« La Forteresse cachée » est un pur divertissement, mais un divertissement de grande qualité, denrée plus que rare dans le paysage cinématographique actuel. Akira Kurosawa use pour la première fois du format cinémascope, mais le maîtrise déjà : sa science du cadrage fait de chaque plan une image mémorable.
Et le scénario s'avère haletant : un territoire japonais, le fief Akizuki, est décimé et occupé par un fief rival, celui des Yamana. La princesse du clan Akizuki cherche alors à quitter ses terres, avec l'or de sa famille, pour faire renaître sa dynastie. Elle est accompagnée de fidèles compagnons, et l'on suit donc la fuite des héros, cherchant à tromper la vigilance des Yamana.

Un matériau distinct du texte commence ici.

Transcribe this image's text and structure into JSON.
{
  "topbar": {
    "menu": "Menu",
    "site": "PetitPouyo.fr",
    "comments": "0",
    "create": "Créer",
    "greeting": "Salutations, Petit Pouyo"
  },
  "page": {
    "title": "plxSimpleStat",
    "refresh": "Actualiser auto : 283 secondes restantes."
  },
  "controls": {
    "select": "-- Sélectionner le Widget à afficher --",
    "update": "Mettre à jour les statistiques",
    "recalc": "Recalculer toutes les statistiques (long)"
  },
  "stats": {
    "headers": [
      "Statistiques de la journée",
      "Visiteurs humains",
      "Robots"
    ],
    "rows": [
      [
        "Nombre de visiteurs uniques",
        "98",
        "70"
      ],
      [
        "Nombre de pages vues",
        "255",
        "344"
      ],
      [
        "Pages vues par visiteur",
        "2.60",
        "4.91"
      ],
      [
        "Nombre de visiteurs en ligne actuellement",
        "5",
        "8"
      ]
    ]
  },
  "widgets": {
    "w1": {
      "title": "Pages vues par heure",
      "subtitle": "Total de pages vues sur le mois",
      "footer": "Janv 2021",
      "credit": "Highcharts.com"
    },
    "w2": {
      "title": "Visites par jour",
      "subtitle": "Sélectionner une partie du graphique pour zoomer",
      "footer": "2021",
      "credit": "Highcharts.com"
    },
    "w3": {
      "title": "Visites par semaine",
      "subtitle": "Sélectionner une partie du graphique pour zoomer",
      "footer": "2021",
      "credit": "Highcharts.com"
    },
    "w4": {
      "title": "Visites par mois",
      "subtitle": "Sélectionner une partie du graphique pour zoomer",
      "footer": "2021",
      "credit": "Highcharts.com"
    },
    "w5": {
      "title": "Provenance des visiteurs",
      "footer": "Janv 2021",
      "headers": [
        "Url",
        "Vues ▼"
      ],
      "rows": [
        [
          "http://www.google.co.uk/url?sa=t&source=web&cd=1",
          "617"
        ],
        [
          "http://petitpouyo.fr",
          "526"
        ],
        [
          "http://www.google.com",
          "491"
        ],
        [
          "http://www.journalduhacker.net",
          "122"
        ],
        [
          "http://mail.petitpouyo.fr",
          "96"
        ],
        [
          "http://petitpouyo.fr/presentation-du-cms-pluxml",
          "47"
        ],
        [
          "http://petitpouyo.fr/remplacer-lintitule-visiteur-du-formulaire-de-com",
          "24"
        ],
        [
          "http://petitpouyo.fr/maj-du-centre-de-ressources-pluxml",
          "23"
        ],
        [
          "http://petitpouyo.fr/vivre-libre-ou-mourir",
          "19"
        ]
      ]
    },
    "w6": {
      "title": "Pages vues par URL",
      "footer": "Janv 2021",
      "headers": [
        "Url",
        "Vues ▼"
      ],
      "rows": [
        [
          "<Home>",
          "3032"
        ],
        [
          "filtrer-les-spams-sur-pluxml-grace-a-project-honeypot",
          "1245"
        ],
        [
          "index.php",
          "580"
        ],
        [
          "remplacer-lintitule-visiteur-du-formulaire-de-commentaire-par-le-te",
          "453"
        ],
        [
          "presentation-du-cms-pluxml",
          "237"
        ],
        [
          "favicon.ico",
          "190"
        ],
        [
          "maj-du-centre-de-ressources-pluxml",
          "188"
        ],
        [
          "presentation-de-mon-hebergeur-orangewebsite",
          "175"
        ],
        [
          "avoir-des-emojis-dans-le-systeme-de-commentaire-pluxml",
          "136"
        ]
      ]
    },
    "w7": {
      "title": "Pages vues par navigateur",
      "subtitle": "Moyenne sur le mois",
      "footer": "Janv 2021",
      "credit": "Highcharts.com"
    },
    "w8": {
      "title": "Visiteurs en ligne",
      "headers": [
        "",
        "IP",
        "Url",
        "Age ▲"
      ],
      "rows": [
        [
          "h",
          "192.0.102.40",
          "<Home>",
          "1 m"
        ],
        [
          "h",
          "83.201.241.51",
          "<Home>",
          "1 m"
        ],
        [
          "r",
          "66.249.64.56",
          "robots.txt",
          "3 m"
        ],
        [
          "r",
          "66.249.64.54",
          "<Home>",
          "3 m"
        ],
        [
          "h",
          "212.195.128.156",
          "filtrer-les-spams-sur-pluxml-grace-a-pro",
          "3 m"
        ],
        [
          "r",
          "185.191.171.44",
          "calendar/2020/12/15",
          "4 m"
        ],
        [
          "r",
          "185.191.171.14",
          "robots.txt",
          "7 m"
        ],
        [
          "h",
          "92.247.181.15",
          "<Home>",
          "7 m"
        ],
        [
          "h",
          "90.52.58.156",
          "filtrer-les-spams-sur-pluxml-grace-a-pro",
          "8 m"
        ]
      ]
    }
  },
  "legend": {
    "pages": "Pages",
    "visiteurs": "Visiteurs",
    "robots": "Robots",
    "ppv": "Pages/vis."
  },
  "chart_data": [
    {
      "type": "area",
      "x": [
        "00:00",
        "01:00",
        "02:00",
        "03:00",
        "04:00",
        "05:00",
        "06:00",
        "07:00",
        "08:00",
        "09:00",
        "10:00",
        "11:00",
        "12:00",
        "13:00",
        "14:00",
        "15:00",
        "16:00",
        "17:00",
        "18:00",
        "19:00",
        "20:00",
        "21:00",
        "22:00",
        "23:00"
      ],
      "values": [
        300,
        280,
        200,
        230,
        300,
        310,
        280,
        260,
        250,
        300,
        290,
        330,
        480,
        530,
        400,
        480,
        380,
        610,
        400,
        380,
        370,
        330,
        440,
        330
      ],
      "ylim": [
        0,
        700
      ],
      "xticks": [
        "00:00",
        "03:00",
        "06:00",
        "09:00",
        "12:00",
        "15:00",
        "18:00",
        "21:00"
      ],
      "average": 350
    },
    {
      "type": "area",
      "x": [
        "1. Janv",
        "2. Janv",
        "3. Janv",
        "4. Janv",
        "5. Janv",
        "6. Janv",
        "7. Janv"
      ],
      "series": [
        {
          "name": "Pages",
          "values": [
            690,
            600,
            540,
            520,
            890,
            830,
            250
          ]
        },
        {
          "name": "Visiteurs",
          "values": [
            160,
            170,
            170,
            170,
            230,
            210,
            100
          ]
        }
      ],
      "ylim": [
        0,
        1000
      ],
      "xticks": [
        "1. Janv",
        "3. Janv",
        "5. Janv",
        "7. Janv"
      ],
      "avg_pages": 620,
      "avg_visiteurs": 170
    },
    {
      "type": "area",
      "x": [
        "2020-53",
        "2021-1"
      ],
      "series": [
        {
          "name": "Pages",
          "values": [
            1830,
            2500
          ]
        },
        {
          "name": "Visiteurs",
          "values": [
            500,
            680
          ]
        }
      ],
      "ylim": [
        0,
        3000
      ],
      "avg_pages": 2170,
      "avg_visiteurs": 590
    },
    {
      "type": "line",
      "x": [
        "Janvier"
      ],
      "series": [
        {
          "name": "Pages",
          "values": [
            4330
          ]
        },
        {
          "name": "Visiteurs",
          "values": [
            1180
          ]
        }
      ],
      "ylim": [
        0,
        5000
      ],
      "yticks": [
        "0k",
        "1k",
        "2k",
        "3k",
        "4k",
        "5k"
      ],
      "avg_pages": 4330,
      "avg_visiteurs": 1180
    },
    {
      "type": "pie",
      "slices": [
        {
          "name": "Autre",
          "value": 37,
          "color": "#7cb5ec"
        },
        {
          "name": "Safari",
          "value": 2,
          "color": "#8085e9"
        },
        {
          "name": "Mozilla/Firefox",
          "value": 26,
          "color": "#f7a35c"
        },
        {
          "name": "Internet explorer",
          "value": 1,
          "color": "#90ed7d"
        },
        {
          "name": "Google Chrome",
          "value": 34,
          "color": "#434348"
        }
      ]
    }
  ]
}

Sans compter que l'on est guidé dans ce périple par deux anti-héros : les paysans cupides Tahei et Matashichi, très drôles. « La Forteresse cachée » est parcouru d'un certain pessimisme, assez sombre, et en même temps d'un souffle réjoui, plein d'espoir dans le renouveau, et empreint d'une joie parfois picaresque.
Ainsi, « La Forteresse cachée » est un grand film d'aventure, une fresque épique qui n'a certes pas la profondeur des « Sept Samouraïs », ni l'éclat formel du « Garde du corps » (encore que) ou de « Sanjuro ». Mais c'est un long métrage en tous points réussi, émaillé de scènes d'anthologie : le combat à cheval de Rokurota, la danse du feu, les différents rebondissements...
N'oublions pas les acteurs, tous excellents, des deux paysans en passant par la princesse ou Mifune, égal à lui-même. Mentionnons pour finir la présence, en filigrane, de préoccupations sociales, typiques du cinéma de Kurosawa. « La Forteresse cachée » devient alors un film initiatique, notamment pour la princesse, qui reconsidère son peuple et apprend de son périple.
Sans être le plus grand des Kurosawa, ce film remonte sans cesse dans mon estime à chaque fois que je le revois, et je finis par penser qu'il figure dans ce qu'il a fait de mieux. Un long métrage de bien belle facture qui réserve un agréable moment de cinéma.